US Fed maintains federal funds rate

December 15, 2021

On December 15, 2021, the Federal Reserve decided to maintain its benchmark interest rate at 0 and 0.25% after the Federal Open Market Committee concluded its two-day meeting. This target range is expected to be maintained until labor market conditions have reached levels consistent with the Committee’s assessments of maximum employment.

With progress on vaccinations and strong policy support, indicators of economic activity and employment have continued to strengthen. The sectors most adversely affected by the pandemic have improved in recent months, but COVID-19 cases has slowed their recovery. In recent months, job growth has been strong, and the unemployment rate has dropped significantly. The pandemic’s supply and demand imbalances, as well as the economy’s reopening, have continued to contribute to high inflation rates. Overall financial conditions are still accommodating, owing in part to policy measures aimed at bolstering the economy and the supply of credit to U.S. households and businesses.

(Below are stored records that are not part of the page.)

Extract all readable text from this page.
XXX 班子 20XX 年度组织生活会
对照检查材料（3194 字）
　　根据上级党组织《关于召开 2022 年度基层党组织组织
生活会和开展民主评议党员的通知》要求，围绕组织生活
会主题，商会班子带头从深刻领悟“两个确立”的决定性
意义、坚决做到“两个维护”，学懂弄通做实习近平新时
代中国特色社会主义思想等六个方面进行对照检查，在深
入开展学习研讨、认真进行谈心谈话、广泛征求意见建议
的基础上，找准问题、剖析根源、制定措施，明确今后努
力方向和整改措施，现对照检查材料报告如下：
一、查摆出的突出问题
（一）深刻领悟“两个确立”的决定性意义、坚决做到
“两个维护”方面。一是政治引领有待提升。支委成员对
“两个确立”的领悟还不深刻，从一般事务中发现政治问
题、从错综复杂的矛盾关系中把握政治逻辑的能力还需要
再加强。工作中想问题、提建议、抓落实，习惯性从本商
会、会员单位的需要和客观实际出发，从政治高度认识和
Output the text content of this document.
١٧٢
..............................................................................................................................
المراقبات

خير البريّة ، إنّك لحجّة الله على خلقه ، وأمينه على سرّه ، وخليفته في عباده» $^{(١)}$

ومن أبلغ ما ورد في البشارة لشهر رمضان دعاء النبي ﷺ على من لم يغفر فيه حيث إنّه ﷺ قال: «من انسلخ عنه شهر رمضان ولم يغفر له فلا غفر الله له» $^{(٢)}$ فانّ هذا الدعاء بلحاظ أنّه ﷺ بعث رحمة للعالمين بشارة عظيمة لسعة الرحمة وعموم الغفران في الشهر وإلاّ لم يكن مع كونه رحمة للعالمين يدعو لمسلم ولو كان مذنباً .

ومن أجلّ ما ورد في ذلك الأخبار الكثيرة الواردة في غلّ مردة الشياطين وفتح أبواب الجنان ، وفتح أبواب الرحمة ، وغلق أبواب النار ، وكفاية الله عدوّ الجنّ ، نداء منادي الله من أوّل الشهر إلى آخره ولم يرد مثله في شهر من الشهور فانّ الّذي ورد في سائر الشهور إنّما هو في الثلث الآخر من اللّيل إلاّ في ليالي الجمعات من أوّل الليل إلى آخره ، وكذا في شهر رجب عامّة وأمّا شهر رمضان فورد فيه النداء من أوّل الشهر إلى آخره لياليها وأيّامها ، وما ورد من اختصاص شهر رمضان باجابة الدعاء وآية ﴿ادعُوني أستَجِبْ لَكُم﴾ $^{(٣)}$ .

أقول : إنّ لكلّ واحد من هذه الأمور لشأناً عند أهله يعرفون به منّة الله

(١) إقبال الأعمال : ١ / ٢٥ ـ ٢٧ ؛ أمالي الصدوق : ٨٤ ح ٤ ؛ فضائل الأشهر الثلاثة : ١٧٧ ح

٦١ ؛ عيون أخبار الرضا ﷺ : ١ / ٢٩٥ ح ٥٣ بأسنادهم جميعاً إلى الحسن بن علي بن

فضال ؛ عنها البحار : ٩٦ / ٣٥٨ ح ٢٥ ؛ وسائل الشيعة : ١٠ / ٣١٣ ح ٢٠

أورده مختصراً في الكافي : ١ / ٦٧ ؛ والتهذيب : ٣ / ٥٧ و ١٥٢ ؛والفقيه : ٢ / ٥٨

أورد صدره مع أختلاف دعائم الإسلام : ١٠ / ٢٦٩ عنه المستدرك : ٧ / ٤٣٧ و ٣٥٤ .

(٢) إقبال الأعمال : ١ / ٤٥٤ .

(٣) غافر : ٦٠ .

The Federal Reserve cites, “The path of the economy continues to depend on the course of the virus. Progress on vaccinations and an easing of supply constraints are expected to support continued gains in economic activity and employment as well as a reduction in inflation. Risks to the economic outlook remain, including from new variants of the virus.” The Committee’s long-term aim is to maintain maximum employment and inflation at 2%.

The Committee agreed to cut the monthly pace of its net asset purchases by $20 billion for Treasury securities and $10 billion for agency mortgage-backed securities in light of inflation developments and continued labor market strengthening. The Committee will expand its Treasury securities holdings by at least $40 billion each month, and its agency mortgage-backed securities holdings by at least $20 billion per month, starting in January. The FOMC stated, “The Committee judges that similar reductions in the pace of net asset purchases will likely be appropriate each month, but it is prepared to adjust the pace of purchases if warranted by changes in the economic outlook. The Federal Reserve’s ongoing purchases and holdings of securities will continue to foster smooth market functioning and accommodative financial conditions, thereby supporting the flow of credit to households and businesses.”